An idea generally spread and firmly believed among the natives is, that it would be criminal to dig up and take possession of treasures which may have belonged to the Incas, and that such a proceeding would bring misfortune upon the whole Peruvian race. This idea is closely connected with that of the restoration of the Inca dynasty, an event which is still expected, and which in the sixteenth and seventeenth centuries was looked forward to with especial confidence. Oppressed nations always fondly hope for the day of their emancipation, and for the re-establishment of their old forms of government. The flight of Manco Inca, the brother of Atahuallpa, who retreated into the forests of Vilcapampa, on the declivity of the Eastern Cordillera; and the abode of Sayri Tapac and Inca Tupac Amaru in those wildernesses, are events which have left lasting recollections in the minds of the people. It is believed that descendants of the dethroned dynasty settled still further eastward in Guiana, between the rivers Apurimac and Beni. These notions were strengthened by the myth of el Dorado and the golden city of Manoa, which popular credulity carried from the west and propagated eastward. So greatly was the imagination of Sir Walter Raleigh inflamed by these dreams, that he raised an expedition in the hope of conquering “the imperial and golden city.” There he proposed to establish a garrison of three or four thousand English, and to levy from “the Emperor of Guiana, a descendant of Huayna Capac, and who holds his Court with the same magnificence, an annual tribute of £300,000 sterling, as the price of the promised restoration to the throne in Cuzco and Caxamarca.” Wherever the Peruvian Quichua language prevails, traces of the expected restoration of the Inca rule[[127]] exist in the minds of many of the natives possessing any knowledge of their national history.

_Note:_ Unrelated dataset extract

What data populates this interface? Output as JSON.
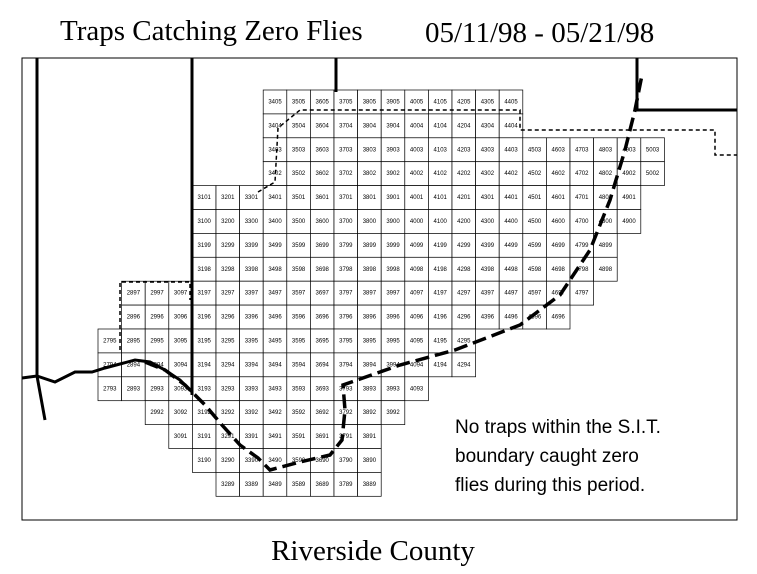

We remained five days in the capital of the Inca Atahuallpa, which, at that time, numbered only 7000 or 8000 inhabitants. Our departure was delayed by the necessity of obtaining a great number of mules to convey our collections, and of selecting careful guides to conduct us across the chain of the Andes to the entrance of the long but narrow Peruvian sandy desert called the Desierto de Sechura. Our route across the Cordilleras lay from north-east to south-west. Having passed over the old bed of the lake, on the pleasant level height of Caxamarca, we ascended an eminence at an elevation of scarcely 10,230 feet: and we were then surprised by the sight of two strangely-shaped porphyritic mounds called the Aroma and the Cunturcaga. The latter is a favourite haunt of the gigantic vulture, which we call the Condor; kacca, in the Quichua language, signifying the rocks. The porphyritic heights just mentioned are in the form of columns having five, six, or seven sides, from 37 to 42 feet in height, and some of them are crooked and bent as if in joints. Those which crown the Cerro Aroma are remarkably picturesque. The peculiar distribution of the columns, which are ranged in rows one above another, and frequently converging, presents the appearance of a two-storied building, roofed by a dome of massive rock, which is not columnar. These erupted masses of porphyry and trachyte are, as I have on a former occasion remarked, characteristic of the ridges of the Andes, to which they impart a physiognomy totally different from that of the Swiss Alps, the Pyrenees, and the Siberian Altai.